Ulož.to is known to share a variety of files, this was hurting many copyright holders whose work appeared on the platform without permission. The RIAA was one of them who reported the site as a notorious pirate site many times.

What about the “Charlatan” word filter?

Earlier last year the site was asked by the Municipal Court in Prague to filter the word “Šarlatán” (‘Charlatan’) which also happens to be the name of a Czech movie.

The order requested by CinemArt was to remain in place until August 2030. Ulož.to appealed against it, as the filtering obligation was too broad. This could impact the files that have nothing to do with the film, violating freedom of speech.

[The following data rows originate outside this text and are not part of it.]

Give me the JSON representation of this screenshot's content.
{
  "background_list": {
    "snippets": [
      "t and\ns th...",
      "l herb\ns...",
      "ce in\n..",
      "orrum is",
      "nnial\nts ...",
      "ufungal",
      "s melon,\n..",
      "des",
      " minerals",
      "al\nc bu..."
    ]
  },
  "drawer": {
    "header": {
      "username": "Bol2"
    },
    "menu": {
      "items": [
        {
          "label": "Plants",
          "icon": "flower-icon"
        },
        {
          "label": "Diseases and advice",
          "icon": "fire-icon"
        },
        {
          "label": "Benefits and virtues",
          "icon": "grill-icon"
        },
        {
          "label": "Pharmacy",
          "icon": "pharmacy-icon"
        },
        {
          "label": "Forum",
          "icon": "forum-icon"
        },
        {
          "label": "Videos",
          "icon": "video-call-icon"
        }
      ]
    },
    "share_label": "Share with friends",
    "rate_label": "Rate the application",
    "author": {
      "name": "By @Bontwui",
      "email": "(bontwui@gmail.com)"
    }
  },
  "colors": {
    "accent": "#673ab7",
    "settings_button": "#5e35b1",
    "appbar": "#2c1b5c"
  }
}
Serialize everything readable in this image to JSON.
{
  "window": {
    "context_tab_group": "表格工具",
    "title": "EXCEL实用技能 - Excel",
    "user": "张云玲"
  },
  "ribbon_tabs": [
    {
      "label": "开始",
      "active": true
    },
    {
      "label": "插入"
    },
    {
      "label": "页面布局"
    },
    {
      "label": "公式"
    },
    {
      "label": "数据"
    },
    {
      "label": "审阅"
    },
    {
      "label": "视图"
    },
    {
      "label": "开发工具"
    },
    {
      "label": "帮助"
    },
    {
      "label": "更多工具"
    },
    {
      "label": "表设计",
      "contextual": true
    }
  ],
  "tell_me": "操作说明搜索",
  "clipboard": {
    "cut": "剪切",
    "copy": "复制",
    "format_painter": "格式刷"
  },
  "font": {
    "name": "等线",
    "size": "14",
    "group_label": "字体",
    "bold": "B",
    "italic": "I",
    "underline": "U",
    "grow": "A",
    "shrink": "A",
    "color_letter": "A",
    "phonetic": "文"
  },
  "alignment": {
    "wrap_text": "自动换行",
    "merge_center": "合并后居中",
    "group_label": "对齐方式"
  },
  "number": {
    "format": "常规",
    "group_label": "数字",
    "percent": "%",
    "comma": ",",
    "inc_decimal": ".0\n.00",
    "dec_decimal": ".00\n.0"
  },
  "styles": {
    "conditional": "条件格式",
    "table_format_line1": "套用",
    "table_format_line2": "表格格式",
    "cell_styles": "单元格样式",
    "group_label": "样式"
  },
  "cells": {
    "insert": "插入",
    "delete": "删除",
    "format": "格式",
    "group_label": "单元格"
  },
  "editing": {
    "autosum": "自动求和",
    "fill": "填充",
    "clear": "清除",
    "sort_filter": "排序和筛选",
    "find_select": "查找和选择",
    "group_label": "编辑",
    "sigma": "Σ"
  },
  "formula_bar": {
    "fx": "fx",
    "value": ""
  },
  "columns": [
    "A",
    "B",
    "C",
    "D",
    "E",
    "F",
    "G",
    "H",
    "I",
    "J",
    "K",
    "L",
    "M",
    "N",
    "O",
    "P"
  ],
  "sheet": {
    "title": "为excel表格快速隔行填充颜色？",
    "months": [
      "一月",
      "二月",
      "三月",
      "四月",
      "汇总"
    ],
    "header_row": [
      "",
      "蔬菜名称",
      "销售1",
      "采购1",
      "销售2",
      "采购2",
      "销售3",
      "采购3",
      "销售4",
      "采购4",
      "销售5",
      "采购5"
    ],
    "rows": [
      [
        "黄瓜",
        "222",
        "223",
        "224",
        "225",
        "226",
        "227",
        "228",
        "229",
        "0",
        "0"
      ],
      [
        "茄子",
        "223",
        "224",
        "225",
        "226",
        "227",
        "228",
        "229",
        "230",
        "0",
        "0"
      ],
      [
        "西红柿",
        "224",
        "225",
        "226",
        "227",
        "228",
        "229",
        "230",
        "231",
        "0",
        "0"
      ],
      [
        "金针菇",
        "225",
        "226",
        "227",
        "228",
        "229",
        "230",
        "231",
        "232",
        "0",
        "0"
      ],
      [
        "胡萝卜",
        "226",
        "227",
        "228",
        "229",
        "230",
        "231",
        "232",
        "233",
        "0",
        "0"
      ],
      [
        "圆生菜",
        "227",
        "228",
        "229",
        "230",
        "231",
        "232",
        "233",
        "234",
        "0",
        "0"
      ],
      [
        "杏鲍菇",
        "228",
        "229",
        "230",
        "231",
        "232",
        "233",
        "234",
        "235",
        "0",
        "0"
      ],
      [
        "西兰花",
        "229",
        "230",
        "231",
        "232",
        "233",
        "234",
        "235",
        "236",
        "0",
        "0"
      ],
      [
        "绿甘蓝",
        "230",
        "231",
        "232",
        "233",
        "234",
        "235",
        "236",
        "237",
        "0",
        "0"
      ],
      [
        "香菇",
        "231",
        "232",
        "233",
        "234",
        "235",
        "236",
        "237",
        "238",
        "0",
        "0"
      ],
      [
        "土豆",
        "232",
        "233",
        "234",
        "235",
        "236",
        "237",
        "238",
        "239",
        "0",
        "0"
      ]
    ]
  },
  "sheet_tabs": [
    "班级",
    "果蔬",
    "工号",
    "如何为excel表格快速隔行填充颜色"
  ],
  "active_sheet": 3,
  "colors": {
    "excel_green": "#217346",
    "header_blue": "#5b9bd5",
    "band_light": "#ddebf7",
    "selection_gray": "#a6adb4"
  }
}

According to the Ulož.to spokesperson, “The problem is that the word charlatan is not just a movie charlatan. Widespread censorship of the word would also affect the amount of content that does not violate any rules, thus restricting the freedom of many Internet users.”

The decision to ‘Charlatan’ Filter Overturned

The decision to ‘Charlatan’ Filter Overturned was immediately overturned and considered a big win for the file-sharing platform. The site had already made substantial investments in order to ensure the filter worked correctly and caused no harm to users in the process. It wants them to be reimbursed by the movie distributor CinemArt.

Costs of the compensation

Ulož.to is seeking 585,000 Czech Koruna, approximately $27,320 as a cost of compensation for the filtering and monitoring. Additionally, it also wants another 200,000 Koruna approx $27,320 for covering legal fees and costs.

The files sharing company’s argument is it hired an external agency that was resource-intensive. As a result of such extreme measures it had to resort to, compensation is warranted.

The request for compensation by the file-sharing company will trigger yet another legal battle. With allegations from both sides, it will go on for some time till it is finally resolved. However putting a word filter blocks copyrighted content is not a good idea, for example just imagine if YouTube had to filter all videos that use the word “Charlatan” in the title.

Perhaps the best way to go about this would be the use of hashes as these are less prone to false positives as well.